Engineers have a bewildering array of choices for linear guides. Does the application require round rails or profile rails? Should the sliders ride on plain bearings or ball bearings?

There are many variables to consider when specifying linear guides. These variables include load, accuracy, rigidity, smoothness, speed, acceleration, deceleration, travel length, envelope, environment, duty cycle, life expectancy, installation and maintenance. Even the product to be moved is important. For example, a plain bearing made from a self-lubricating polymer is good for food-handling applications, because it withstands cleaning and won’t contaminate the food.

Of these variables, the load is the most important. When specifying a guide, engineers will want to state the actual load, not the load plus a safety factor. They’ll also need to share the dimensions of the load, which will determine how many rails and sliders will be needed to support it.

Knowing the load helps to select the bearings. Plain bearings require more force to move than ball bearings, so they’re limited to supporting small loads. They’re good for short-stroke, high-cycle applications. Ball bearings are good for long-stroke, high-speed applications. Rollers spread the load over a larger contact area than ball bearings, so they can carry heavier loads.
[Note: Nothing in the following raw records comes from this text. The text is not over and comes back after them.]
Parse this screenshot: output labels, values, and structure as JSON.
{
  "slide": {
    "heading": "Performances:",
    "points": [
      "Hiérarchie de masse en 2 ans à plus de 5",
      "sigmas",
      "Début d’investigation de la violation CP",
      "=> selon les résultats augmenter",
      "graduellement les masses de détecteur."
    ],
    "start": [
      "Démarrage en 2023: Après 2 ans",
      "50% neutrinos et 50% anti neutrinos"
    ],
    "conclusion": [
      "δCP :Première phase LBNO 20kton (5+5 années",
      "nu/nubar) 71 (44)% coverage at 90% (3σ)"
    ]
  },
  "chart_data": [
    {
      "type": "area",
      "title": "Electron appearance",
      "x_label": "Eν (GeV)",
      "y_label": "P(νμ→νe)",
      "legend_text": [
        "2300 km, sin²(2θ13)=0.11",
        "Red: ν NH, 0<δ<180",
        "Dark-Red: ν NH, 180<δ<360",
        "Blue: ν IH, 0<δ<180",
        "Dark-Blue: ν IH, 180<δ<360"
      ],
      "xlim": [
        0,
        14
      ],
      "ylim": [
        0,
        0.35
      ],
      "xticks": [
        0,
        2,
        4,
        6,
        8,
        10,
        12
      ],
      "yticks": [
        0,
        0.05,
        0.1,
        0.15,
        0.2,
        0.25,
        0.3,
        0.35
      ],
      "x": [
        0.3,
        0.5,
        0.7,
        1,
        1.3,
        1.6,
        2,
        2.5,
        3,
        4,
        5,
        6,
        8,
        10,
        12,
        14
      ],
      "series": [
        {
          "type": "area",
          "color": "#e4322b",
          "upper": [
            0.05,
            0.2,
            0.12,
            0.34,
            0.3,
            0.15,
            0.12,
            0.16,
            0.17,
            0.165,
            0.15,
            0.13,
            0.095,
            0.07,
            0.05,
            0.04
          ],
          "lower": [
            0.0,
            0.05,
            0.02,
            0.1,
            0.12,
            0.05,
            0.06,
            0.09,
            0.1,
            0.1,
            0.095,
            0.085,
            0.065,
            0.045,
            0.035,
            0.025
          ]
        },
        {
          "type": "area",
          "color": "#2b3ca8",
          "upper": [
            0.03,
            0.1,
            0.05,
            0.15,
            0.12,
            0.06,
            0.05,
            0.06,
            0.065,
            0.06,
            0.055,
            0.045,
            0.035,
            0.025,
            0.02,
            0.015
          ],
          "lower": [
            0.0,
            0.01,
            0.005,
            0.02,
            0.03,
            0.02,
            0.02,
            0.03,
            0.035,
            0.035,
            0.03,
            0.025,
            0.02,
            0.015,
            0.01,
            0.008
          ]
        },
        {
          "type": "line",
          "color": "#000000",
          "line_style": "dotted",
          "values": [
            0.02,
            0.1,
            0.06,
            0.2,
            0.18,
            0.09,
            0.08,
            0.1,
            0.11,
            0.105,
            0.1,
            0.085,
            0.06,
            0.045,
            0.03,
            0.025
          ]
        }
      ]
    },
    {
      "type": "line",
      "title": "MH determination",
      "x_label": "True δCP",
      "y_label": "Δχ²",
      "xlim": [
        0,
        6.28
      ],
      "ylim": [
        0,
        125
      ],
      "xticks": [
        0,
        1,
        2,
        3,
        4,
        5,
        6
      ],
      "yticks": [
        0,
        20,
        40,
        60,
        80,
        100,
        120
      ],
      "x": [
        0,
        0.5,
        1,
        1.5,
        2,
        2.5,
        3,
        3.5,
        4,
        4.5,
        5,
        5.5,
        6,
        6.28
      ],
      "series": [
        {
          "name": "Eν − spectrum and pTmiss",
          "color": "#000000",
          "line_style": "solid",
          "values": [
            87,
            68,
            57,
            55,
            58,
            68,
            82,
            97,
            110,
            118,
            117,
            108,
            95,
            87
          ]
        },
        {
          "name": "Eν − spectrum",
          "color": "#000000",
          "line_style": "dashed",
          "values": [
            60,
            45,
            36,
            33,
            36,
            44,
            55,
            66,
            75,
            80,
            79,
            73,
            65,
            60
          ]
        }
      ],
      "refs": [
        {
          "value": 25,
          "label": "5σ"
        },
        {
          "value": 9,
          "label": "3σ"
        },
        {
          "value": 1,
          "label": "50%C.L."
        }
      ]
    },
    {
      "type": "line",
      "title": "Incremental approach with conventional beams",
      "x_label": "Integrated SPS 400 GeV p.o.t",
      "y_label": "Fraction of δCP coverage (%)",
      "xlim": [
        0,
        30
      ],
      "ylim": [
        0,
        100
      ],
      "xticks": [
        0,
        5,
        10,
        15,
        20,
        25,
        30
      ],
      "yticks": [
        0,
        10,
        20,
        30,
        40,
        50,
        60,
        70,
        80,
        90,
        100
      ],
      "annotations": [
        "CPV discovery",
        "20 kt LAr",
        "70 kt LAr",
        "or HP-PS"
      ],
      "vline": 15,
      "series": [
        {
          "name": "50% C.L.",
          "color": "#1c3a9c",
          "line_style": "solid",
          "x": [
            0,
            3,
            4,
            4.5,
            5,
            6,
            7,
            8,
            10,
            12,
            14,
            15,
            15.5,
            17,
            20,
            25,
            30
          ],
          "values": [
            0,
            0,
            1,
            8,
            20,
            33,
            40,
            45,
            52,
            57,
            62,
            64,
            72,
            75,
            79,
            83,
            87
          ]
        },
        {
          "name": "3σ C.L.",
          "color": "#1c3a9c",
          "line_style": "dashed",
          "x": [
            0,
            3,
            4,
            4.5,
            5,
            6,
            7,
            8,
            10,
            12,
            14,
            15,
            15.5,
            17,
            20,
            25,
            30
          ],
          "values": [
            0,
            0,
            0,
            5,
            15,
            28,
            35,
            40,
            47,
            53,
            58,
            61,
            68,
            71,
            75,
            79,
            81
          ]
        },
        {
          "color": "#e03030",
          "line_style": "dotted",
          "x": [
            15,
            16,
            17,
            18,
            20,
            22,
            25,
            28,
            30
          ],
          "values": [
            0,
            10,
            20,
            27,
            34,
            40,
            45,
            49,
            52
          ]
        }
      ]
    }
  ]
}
The load is important when choosing between round rails or profiles, but it’s not the only factor. Profile rails are flat on the top and bottom. The sides are concave with ball-conforming races where the bearings roll. This stiffens the rail and enables the guide to handle heavy loads. Round rails can be mounted with end supports, continuous support or no support. They are smoother and more forgiving than profile rails, but not as accurate. Profile rails are more rigid and accurate than round rails, and they’re more resistant to roll moments. However, profiles must be mounted to a highly flat surface with straight reference edges, so there are no induced loads on the carriages.
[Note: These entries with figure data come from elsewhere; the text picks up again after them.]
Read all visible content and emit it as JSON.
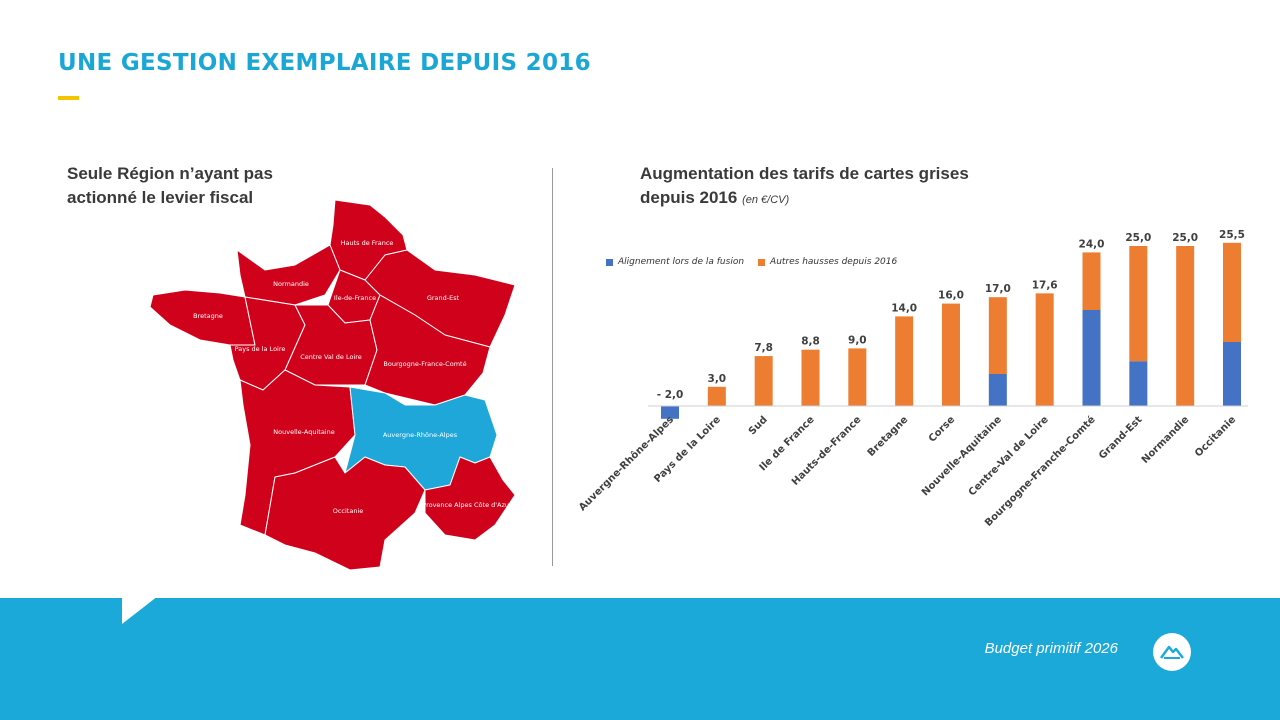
{
  "slide": {
    "title": "UNE GESTION EXEMPLAIRE DEPUIS 2016"
  },
  "left_panel": {
    "heading_line1": "Seule Région n’ayant pas",
    "heading_line2": "actionné le levier fiscal"
  },
  "map": {
    "regions": [
      {
        "id": "hauts-de-france",
        "label": "Hauts de France",
        "highlight": false
      },
      {
        "id": "normandie",
        "label": "Normandie",
        "highlight": false
      },
      {
        "id": "ile-de-france",
        "label": "Ile-de-France",
        "highlight": false
      },
      {
        "id": "grand-est",
        "label": "Grand-Est",
        "highlight": false
      },
      {
        "id": "bretagne",
        "label": "Bretagne",
        "highlight": false
      },
      {
        "id": "pays-de-la-loire",
        "label": "Pays de la Loire",
        "highlight": false
      },
      {
        "id": "centre-val-de-loire",
        "label": "Centre Val de Loire",
        "highlight": false
      },
      {
        "id": "bourgogne-franche-comte",
        "label": "Bourgogne-France-Comté",
        "highlight": false
      },
      {
        "id": "nouvelle-aquitaine",
        "label": "Nouvelle-Aquitaine",
        "highlight": false
      },
      {
        "id": "auvergne-rhone-alpes",
        "label": "Auvergne-Rhône-Alpes",
        "highlight": true
      },
      {
        "id": "occitanie",
        "label": "Occitanie",
        "highlight": false
      },
      {
        "id": "provence-alpes",
        "label": "Provence Alpes Côte d'Azur",
        "highlight": false
      }
    ],
    "colors": {
      "default": "#d0021b",
      "highlight": "#1ea7d8",
      "border": "#ffffff"
    }
  },
  "right_panel": {
    "heading_line1": "Augmentation des tarifs de cartes grises",
    "heading_line2": "depuis 2016",
    "unit": "(en €/CV)"
  },
  "chart_data": {
    "type": "bar",
    "stacked": true,
    "categories": [
      "Auvergne-Rhône-Alpes",
      "Pays de la Loire",
      "Sud",
      "Ile de France",
      "Hauts-de-France",
      "Bretagne",
      "Corse",
      "Nouvelle-Aquitaine",
      "Centre-Val de Loire",
      "Bourgogne-Franche-Comté",
      "Grand-Est",
      "Normandie",
      "Occitanie"
    ],
    "series": [
      {
        "name": "Alignement lors de la fusion",
        "color": "#4472c4",
        "values": [
          -2.0,
          0,
          0,
          0,
          0,
          0,
          0,
          5.0,
          0,
          15.0,
          7.0,
          0,
          10.0
        ]
      },
      {
        "name": "Autres hausses depuis 2016",
        "color": "#ed7d31",
        "values": [
          0,
          3.0,
          7.8,
          8.8,
          9.0,
          14.0,
          16.0,
          12.0,
          17.6,
          9.0,
          18.0,
          25.0,
          15.5
        ]
      }
    ],
    "totals": [
      -2.0,
      3.0,
      7.8,
      8.8,
      9.0,
      14.0,
      16.0,
      17.0,
      17.6,
      24.0,
      25.0,
      25.0,
      25.5
    ],
    "total_labels": [
      "- 2,0",
      "3,0",
      "7,8",
      "8,8",
      "9,0",
      "14,0",
      "16,0",
      "17,0",
      "17,6",
      "24,0",
      "25,0",
      "25,0",
      "25,5"
    ],
    "ylim": [
      -3,
      26
    ],
    "legend_position": "top-left",
    "grid": false
  },
  "footer": {
    "text": "Budget primitif 2026",
    "logo_icon": "region-logo-icon"
  }
}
Travel length is another consideration. Is a standard length available to meet your need? If not, some rails accommodate butt joints better than others. Similarly, the envelope can govern which guide to use. For example, if you have 2 feet of mounting space and 4 feet to move, you need a telescopic rail.
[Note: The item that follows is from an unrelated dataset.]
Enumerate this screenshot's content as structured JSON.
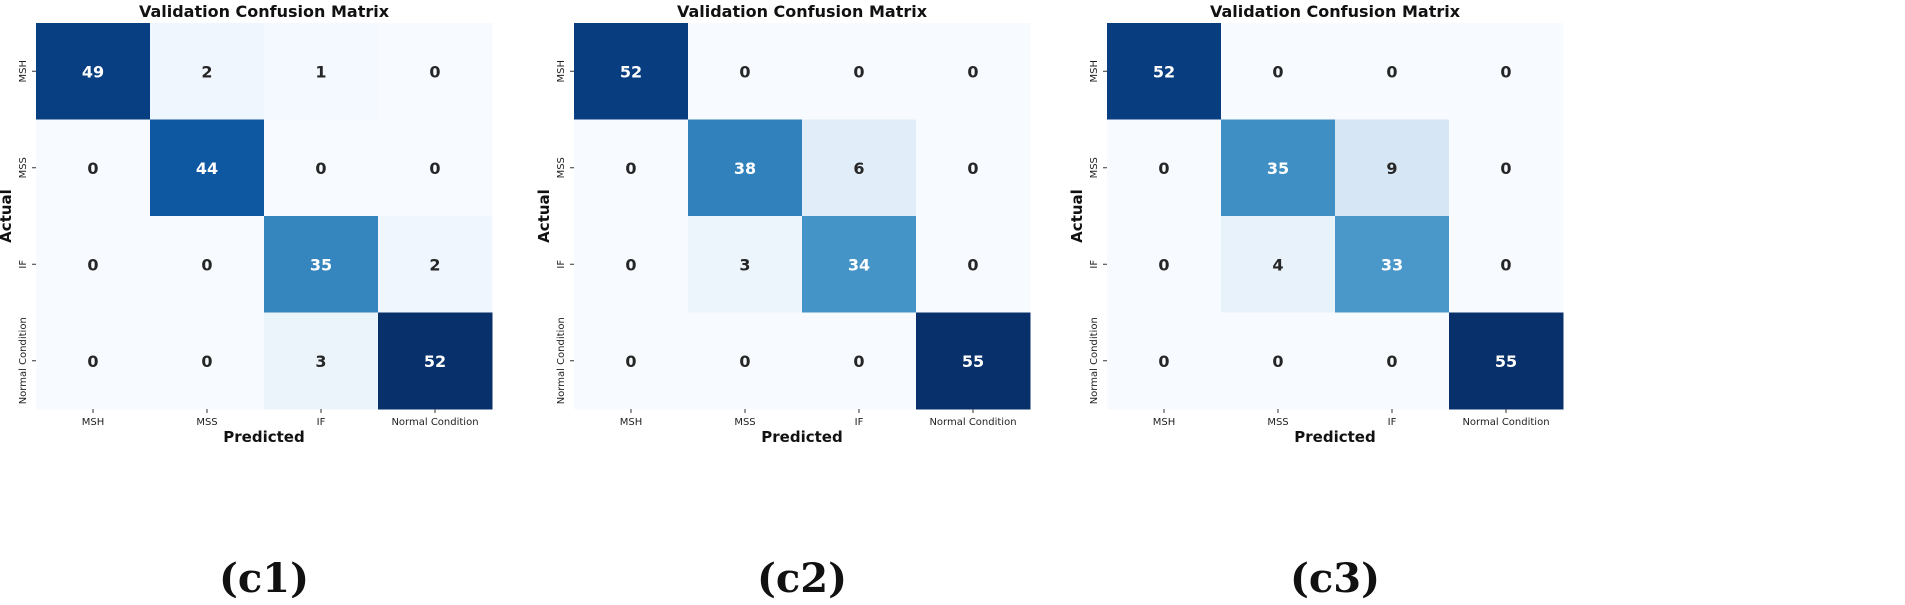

Another factor to consider is the environment. Will the guides be exposed to debris or contaminants? Will they need to be washed or disinfected? For example, polymer bearings have limited ability to withstand temperatures above 300 F, while steel bearings can be exposed to 500 F. If the guides will be used in a vacuum, outgassing is a concern. For clean rooms, rails can be plated with Armaloy, black oxide or electroless nickel.

Precision is one variable that engineers often overspecify. Linear guides for opening and closing doors on a machine tool do not have to be as stiff or precise as guides for positioning sensors in a medical imaging application.

Bosch Rexroth’s high-precision linear guide ball rail system, or BSHP, was designed for high-performance applications. Originally designed for high-performance machine tool applications, BSHP ball rails are available with many options, such as running blocks with high-speed ceramic balls, and all stainless-steel options with FDA-certified plastics.

The company’s basic ball rail system, BSCL, fills the role for applications requiring linear bearings in the midperformance range. BSCL ball rails are available in six sizes, six runner block types, three preload classes and three accuracy classes.

Runner blocks and rails are freely combinable within the BSHP or BSCL families, which simplifies design, inventory and support considerations. Early in the design phase, designers can plan to use either mid- or high-performance ball rail systems from Bosch, since their overall dimensions are the same.

Bosch’s miniature ball rail system was developed specifically for precision applications—such as assembly of optical, electronic or medical devices—that require extremely compact linear motion guideways with high load capacities. The guideways have equal load capacities in all four directions of load application.

Bosch’s roller rail systems, or RSHP, provide smooth transport of extremely heavy loads with optimal precision and rigidity, which is essential for demanding machine tool and industrial automation environments. These robust rails offer various options for sealing and lubrication delivery to maximize uptime.

Bosch’s Tychoway linear roller bearings provide extremely low friction and high load capacity. They ensure accurate positioning in machine slides by virtually eliminating the stick-slip phenomenon.

Bosch Rexroth’s integrated measuring system (IMS) is a linear encoder that can be seamlessly integrated into its profiled rail systems (ball or roller), providing exact linear positioning feedback.